The New Move on Immigration Reform
Faced with the stark reality that the above voting demographics are growing, many Republicans are finally realizing they desperately need to “evolve” on immigration or risk going the way of the Whigs.
However, this isn’t just a special-interest issue for minorities. It’s also a moral concern and a justice issue for all Americans. We are, after all, a nation of immigrants. As such, traditionally conservative faith leaders, along with business leaders and law enforcement, have been playing a significant role in pressuring politicians to do the right thing and support CIR.
To date, more than 150 prominent evangelical leaders have endorsed the Evangelical Statement of Principles for Immigration Reform. Signatories to that statement include Sojourners president Jim Wallis, Wheaton College president Phil Ryken, Focus on the Family president Jim Daly, prominent Southern Baptist Convention spokesperson Richard Land and many other leaders from across the political spectrum.

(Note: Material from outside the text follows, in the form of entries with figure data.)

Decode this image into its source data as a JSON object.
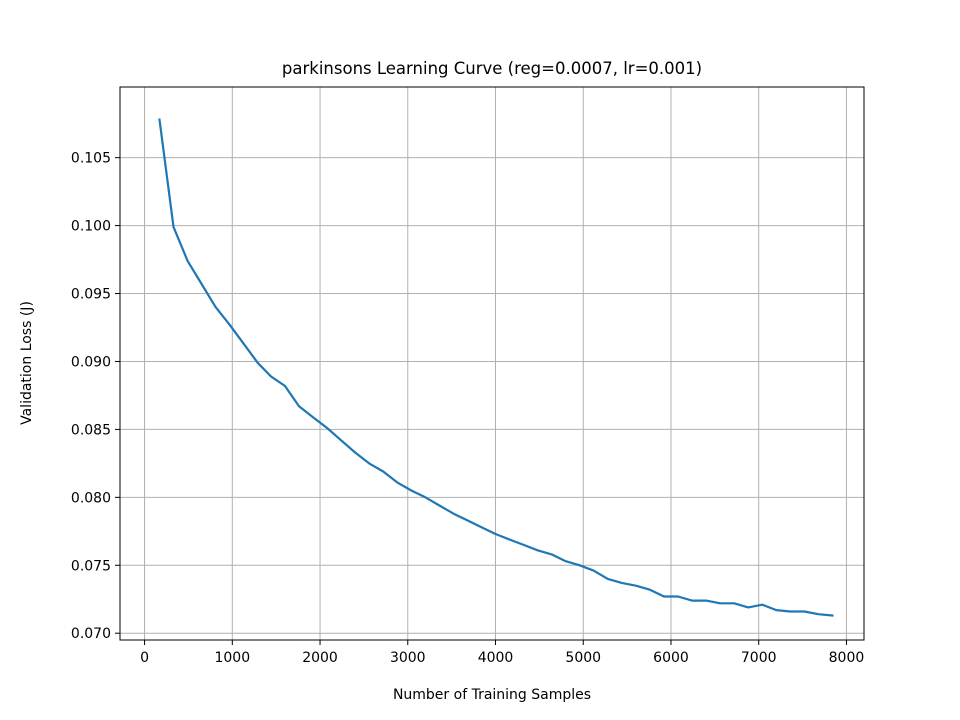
{
  "chart_data": {
    "type": "line",
    "title": "parkinsons Learning Curve (reg=0.0007, lr=0.001)",
    "xlabel": "Number of Training Samples",
    "ylabel": "Validation Loss (J)",
    "xlim": [
      -280,
      8200
    ],
    "ylim": [
      0.0695,
      0.1102
    ],
    "xticks": [
      0,
      1000,
      2000,
      3000,
      4000,
      5000,
      6000,
      7000,
      8000
    ],
    "yticks": [
      0.07,
      0.075,
      0.08,
      0.085,
      0.09,
      0.095,
      0.1,
      0.105
    ],
    "xtick_labels": [
      "0",
      "1000",
      "2000",
      "3000",
      "4000",
      "5000",
      "6000",
      "7000",
      "8000"
    ],
    "ytick_labels": [
      "0.070",
      "0.075",
      "0.080",
      "0.085",
      "0.090",
      "0.095",
      "0.100",
      "0.105"
    ],
    "grid": true,
    "line_color": "#1f77b4",
    "series": [
      {
        "x": [
          170,
          330,
          490,
          650,
          810,
          970,
          1130,
          1290,
          1440,
          1600,
          1760,
          1920,
          2080,
          2240,
          2400,
          2560,
          2720,
          2880,
          3040,
          3200,
          3360,
          3520,
          3680,
          3840,
          4000,
          4160,
          4320,
          4480,
          4640,
          4800,
          4960,
          5120,
          5280,
          5440,
          5600,
          5760,
          5920,
          6080,
          6240,
          6400,
          6560,
          6720,
          6880,
          7040,
          7200,
          7360,
          7520,
          7680,
          7840
        ],
        "values": [
          0.1078,
          0.0999,
          0.0974,
          0.0957,
          0.094,
          0.0927,
          0.0913,
          0.0899,
          0.0889,
          0.0882,
          0.0867,
          0.0859,
          0.0851,
          0.0842,
          0.0833,
          0.0825,
          0.0819,
          0.0811,
          0.0805,
          0.08,
          0.0794,
          0.0788,
          0.0783,
          0.0778,
          0.0773,
          0.0769,
          0.0765,
          0.0761,
          0.0758,
          0.0753,
          0.075,
          0.0746,
          0.074,
          0.0737,
          0.0735,
          0.0732,
          0.0727,
          0.0727,
          0.0724,
          0.0724,
          0.0722,
          0.0722,
          0.0719,
          0.0721,
          0.0717,
          0.0716,
          0.0716,
          0.0714,
          0.0713
        ]
      }
    ]
  }
}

Younger people are another passionate constituency propelling the push for CIR forward. Polls have consistently found that those of us between the ages of 18 and 29 are very supportive of allowing undocumented immigrants to earn American citizenship. The age cohort most opposed to this is the 65-and-older crowd. Millennials are also more likely than those of older generations to personally know undocumented immigrants, and these relationships are decisive in shaping our views.